Are you a good manager?
The following article was written by Cate Huston, engineering manager at Automattic, the people behind websites and applications such as WordPress.com, WooCommerce, Jetpack, Simplenote, and Longreads. You can read more of Huston’s writing at cate.blog.
When I was a new manager, I struggled to find a sense of accomplishment. As I’ve moved on to manage managers, I’ve seen this become a challenge for them, too. It’s hard to find the right success metrics for judging our work because our goal is to make the team better. It’s only natural that we spend more time crediting our teams rather than ourselves.Some managers deal with this predicament by viewing their success metric as being available to their teams 24/7 (unsustainable), or by lines of code (which would be like editors focusing on the number of words—absurd). Others “perform good manager” in one-on-one meetings, team meetings and feedback cycles, but it doesn’t really make them feel that elusive sense of accomplishment. To that end, I’ve compiled the following list of questions I use myself and when coaching other managers to reflect on management style and team effectiveness:
1. Can I take a week off?
A rough one to start with if you lean toward constant availability as your metric, but there’s nothing like a week off (or more!) to show which of your responsibilities has the most impact. When you return, pay attention to what you find. What’s surprising to you? What did people miss? What did they not need you for?If your team is in a tough spot, and you don’t feel you can completely disconnect, try designating one trusted person to check in with each day.

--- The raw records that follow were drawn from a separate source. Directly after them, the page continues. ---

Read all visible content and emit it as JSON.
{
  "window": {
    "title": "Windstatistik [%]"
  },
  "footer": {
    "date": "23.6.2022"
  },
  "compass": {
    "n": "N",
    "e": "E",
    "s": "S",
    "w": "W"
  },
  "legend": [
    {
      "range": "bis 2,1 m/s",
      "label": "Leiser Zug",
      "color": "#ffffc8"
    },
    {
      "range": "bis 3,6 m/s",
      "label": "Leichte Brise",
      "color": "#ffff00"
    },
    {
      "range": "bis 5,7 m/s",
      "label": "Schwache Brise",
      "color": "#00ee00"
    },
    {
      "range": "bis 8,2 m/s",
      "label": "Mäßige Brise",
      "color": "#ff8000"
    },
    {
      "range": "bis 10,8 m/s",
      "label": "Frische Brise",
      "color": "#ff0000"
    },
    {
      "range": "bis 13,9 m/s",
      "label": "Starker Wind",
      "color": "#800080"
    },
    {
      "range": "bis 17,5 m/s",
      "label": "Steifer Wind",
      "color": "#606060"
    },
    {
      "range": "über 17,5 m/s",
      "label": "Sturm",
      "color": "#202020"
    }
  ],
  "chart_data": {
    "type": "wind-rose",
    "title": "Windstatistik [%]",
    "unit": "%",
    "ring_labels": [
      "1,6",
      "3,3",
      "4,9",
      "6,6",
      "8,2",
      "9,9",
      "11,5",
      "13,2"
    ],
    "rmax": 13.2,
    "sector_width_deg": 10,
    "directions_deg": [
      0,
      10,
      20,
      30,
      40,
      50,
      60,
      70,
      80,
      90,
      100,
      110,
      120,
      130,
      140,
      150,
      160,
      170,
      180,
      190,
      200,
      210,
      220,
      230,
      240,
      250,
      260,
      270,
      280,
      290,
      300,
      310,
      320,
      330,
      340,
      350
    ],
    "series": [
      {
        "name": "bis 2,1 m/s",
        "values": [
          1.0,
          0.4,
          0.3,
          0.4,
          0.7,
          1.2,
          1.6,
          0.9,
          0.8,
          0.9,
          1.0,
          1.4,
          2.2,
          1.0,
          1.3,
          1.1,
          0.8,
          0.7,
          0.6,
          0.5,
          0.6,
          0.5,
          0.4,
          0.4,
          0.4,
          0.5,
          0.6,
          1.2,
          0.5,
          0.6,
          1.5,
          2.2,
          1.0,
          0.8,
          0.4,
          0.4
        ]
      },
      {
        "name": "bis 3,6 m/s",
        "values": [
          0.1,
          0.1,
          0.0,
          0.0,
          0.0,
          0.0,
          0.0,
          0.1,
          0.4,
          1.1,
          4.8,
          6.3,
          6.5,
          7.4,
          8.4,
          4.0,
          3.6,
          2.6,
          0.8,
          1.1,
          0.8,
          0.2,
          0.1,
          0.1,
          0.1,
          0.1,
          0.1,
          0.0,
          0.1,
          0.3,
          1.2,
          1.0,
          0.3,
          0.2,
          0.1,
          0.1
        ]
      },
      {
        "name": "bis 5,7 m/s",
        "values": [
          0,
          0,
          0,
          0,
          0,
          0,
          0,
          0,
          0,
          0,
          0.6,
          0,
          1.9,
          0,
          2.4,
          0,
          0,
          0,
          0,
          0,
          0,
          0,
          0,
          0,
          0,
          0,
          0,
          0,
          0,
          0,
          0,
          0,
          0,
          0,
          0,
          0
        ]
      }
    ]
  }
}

2. Can problems be handled without me?
The engineering groups I lead have infrastructure teams dedicated to building and releasing software. Recently, one of our team leads was away when an unplanned release was required. His team, on their own, pushed a new version and compiled a detailed account of what had gone wrong, with next steps.This is huge—you’ll never get away from using constant availability as your metric if every emergency must come to you. Ensuring that everyone on the team feels a sense of responsibility and ownership, and designating a directly responsible individual (DRI) are key.
3. Does my team consistently deliver?
Healthy teams ship consistently and keep shipping over time. We all have projects that become unexpectedly complex, and every one may have a reasonable explanation, but if you look at the overall picture, is the team delivering more often than not?
4. Do people tell me what they think?
One thing every new leader needs to learn is that people are less candid with them. We especially need to make ourselves available to people who may not presume we want to hear from them—otherwise you just hear the loudest voices. It’s also important to note how people give you critical feedback. Do they wait until it’s something that really frustrates them or is it an ongoing conversation? Will people tell you what they are worried or insecure about?
5. Do people on my team treat each other well?
Effective teams are inclusive teams. As a leader, it’s up to you to cultivate a respectful team environment and to make it clear that you won’t tolerate discriminatory language or behavior. Beyond that, you can set some values around reward and advancement that make it clear that success on your team is something that happens interdependently, not as a competition.
6. Is the team self-improving?
Self-improving teams critique and change things as part of their process. They’re not afraid to discuss what worked and what didn’t, make suggestions and implement changes knowing that some changes will fail.It can be really hard to get teams reflecting on what went right and wrong with a project, because the process is scary. But getting to a place where these “postmortems” are a matter of course is the outcome of a self-improving team.